When he gave up heading an organization that lobbied on behalf of doubling the NIH budget over a five-year budget, Kondracke convinced himself that it was ethically acceptable to buttonhole presidents (and presidential candidates), write a stream of indignant columns on behalf of greater funding before indicating that it was his wife who was the “close relative” with Parkinson's that he had written about all along and, all in all, virtually erase the line between journalist and lobby-ist. Maybe he's looked around at the cheerleading for embryonic stem cells masquerading as “reporting” and concluded he's in the mainstream.
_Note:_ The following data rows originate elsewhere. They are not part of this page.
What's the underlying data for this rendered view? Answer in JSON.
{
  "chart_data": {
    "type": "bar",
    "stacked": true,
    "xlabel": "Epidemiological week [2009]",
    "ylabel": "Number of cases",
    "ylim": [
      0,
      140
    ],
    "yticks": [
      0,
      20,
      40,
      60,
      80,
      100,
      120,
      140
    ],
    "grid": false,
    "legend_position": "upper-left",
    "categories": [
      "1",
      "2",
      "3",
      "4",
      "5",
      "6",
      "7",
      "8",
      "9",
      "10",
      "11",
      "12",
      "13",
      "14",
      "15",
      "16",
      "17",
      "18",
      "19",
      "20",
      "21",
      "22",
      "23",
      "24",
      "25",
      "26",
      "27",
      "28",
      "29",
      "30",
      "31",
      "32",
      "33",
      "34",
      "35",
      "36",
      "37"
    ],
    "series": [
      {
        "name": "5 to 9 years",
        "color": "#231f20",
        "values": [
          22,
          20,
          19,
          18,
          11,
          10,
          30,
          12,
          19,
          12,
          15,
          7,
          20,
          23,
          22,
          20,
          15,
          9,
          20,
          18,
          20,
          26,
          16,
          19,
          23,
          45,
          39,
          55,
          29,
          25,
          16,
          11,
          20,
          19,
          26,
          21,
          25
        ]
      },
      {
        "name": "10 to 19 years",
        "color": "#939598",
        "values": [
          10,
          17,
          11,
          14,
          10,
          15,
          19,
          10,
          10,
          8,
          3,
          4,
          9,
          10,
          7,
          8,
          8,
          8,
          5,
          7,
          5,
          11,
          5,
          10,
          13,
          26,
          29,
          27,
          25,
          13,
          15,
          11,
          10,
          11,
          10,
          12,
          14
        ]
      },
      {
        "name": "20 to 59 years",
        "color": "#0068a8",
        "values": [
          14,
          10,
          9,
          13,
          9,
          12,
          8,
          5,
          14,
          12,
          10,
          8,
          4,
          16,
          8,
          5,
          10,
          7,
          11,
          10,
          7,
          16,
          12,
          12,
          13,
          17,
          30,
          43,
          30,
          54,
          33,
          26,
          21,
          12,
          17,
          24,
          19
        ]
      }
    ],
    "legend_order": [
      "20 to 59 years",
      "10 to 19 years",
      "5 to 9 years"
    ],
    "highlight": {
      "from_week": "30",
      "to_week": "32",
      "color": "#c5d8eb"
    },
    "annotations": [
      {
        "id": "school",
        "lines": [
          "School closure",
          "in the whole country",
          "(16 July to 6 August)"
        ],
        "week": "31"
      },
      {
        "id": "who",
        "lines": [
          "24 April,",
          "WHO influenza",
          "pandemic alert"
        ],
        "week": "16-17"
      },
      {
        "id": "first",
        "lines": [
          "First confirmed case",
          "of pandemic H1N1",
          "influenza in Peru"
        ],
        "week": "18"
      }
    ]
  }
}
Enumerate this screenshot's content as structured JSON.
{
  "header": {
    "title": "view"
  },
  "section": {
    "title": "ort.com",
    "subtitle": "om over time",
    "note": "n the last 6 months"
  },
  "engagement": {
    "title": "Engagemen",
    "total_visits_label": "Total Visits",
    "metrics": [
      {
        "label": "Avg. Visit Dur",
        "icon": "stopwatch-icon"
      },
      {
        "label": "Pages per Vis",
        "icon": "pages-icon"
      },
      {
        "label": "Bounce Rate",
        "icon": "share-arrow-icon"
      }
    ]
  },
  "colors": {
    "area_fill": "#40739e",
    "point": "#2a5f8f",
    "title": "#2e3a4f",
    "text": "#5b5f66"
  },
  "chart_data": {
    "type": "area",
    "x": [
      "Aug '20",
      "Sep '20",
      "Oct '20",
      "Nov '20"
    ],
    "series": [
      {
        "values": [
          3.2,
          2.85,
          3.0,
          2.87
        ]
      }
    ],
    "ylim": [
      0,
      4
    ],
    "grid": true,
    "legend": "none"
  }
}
But ferocious debates over embryonic destructive stem-cell research and journalistic ethics are not the only issues raised by Saving Milly. The fear of eventually being unable to swallow compounds his wife's understandable (but thankfully unjustified) fear of abandonment. In a desperately depressing last chapter, Kondracke tells the reader of suicide's seductive appeal — of how, based on what he thought he understood Milly to want, Kondracke lay in bed “playing out strategies for the Final Exit option, becoming more panicky each time I did so.”
But in a July 1 interview with CSPAN's Brian Lamb, we learned that Milly has now decided she would accept a feeding tube if or when she loses her ability to swallow, as long as she can take it out when she wants to. The book would seem to indicate that Milly is clinically depressed, a condition sometimes better handled by medication than other times. Meanwhile, Milly's better half wages war with himself over whether or not to accept assurances that dehydrating his wife to death would provide a painless, “natural” solution.
Like his book, Kondracke stands at the intersection of public policy, journalism and medical research. In his steadfast loyalty to Milly, he stands as a model for all spouses.
It is sad indeed that, like so many of his peers, this caring, sensitive man hasn't a clue why pro-lifers stand so resolutely against the latest effort to turn human beings into commodities.
He tells us he has grown up during the 14 years of Milly's long illness. Based on that assurance, maybe there is hope for him yet.
Dave Andrusko is editor of National Right to Life News.